Last Updated: Friday - 09/24/2010
Week of October 27, 2008
Newman must stay focused on providing theological education
Former president cautions against being caught up in a wave of nostalgia
By RAMON GONZALEZ
"Lay enrollment at Newman has dwindled considerably over the last few years.”
- Fr. Don MacDonald
From the beginning, Newman College’s biggest challenge has been to uphold the value of theological education, especially high quality theological education, MacDonald said.
“There have been pressures both from without and within to lower standards and to adopt measures that would aim at mere qualifying instead of excelling,” he said.
“The Church today is in such dire need of ordaining lay ministers who are able to think Christianly and to communicate the Christian message in a vibrant and intelligible manner. This is especially the case when so many aspects of our secular culture render the understanding and acceptance of that message so difficult.”
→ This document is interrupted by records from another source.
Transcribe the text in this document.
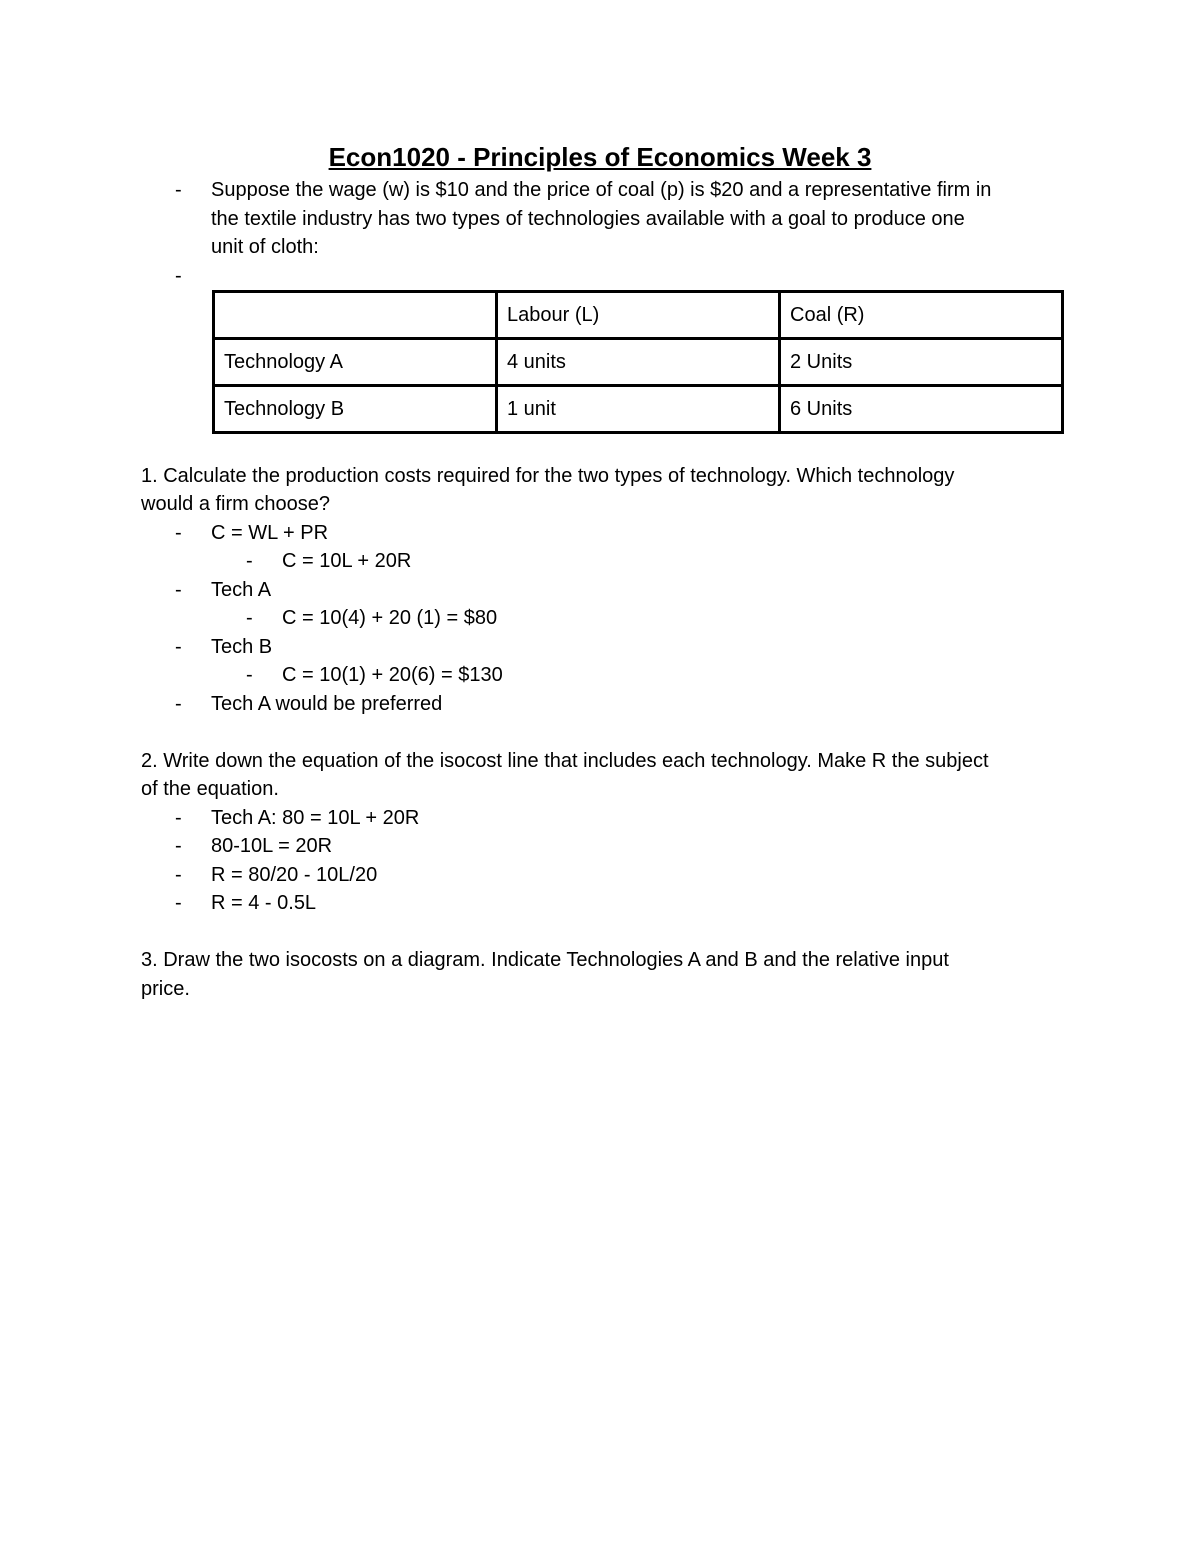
Econ1020 - Principles of Economics Week 3
- Suppose the wage (w) is $10 and the price of coal (p) is $20 and a representative firm in
the textile industry has two types of technologies available with a goal to produce one
unit of cloth:
-
	Labour (L)	Coal (R)
Technology A	4 units	2 Units
Technology B	1 unit	6 Units
1. Calculate the production costs required for the two types of technology. Which technology
would a firm choose?
- C = WL + PR
- C = 10L + 20R
- Tech A
- C = 10(4) + 20 (1) = $80
- Tech B
- C = 10(1) + 20(6) = $130
- Tech A would be preferred
2. Write down the equation of the isocost line that includes each technology. Make R the subject
of the equation.
- Tech A: 80 = 10L + 20R
- 80-10L = 20R
- R = 80/20 - 10L/20
- R = 4 - 0.5L
3. Draw the two isocosts on a diagram. Indicate Technologies A and B and the relative input
price.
Cardinal John Henry Newman, after whom the college is named, said the role of colleges like Newman was “the Christian enlargement of (the) mind,” not the mere providing of qualifications for ministry.
The cardinal also said a university must be a place that “offers the chance of community and friendship between teacher and teacher, teacher and taught, and taught and taught,” MacDonald noted.
“In close to 40 years of existence, Newman College has been faithful to such an ideal.”
The Franciscan also praised the truly great advantage of the college’s multifaceted learning environment which features the presence of both religious and laity.
However he expressed concern about the declining number of lay students.
“With the exception of religious education students, lay enrollment at Newman has dwindled considerably over the last few years,” he lamented.
“It is time to stop pointing fingers and blame at those we think responsible for this decline. It is also time to lay aside the naiveté of those who think that the pool of potential lay students, other than teachers, has run dry.
“It is time, rather, for us to get as creative as possible in attracting lay people to come to learn with us the loving ways of the God of Jesus Christ.”
To achieve this “we must convince them that they will be welcomed and respected and that their contribution to the life and the mission of the college will be appreciated,” he said.
“The future location of the college (on the grounds of the Catholic Pastoral Centre in Edmonton) will, I believe, facilitate this task of drawing more lay students to us.”
This was the last convocation held at Newman’s Mark Messier Trail location. “At this last convocation in this place we should neither be all that sad nor all that hyped up to think that our redemption is near at hand,” MacDonald told his audience.
“Instead we should be grateful that despite seemingly insurmountable obstacles at every moment of our journey, God has been with us and brought us to this moment.
“Why then should we be presumptuous enough to doubt that he will be with us as we move with open trust into the future in another location?”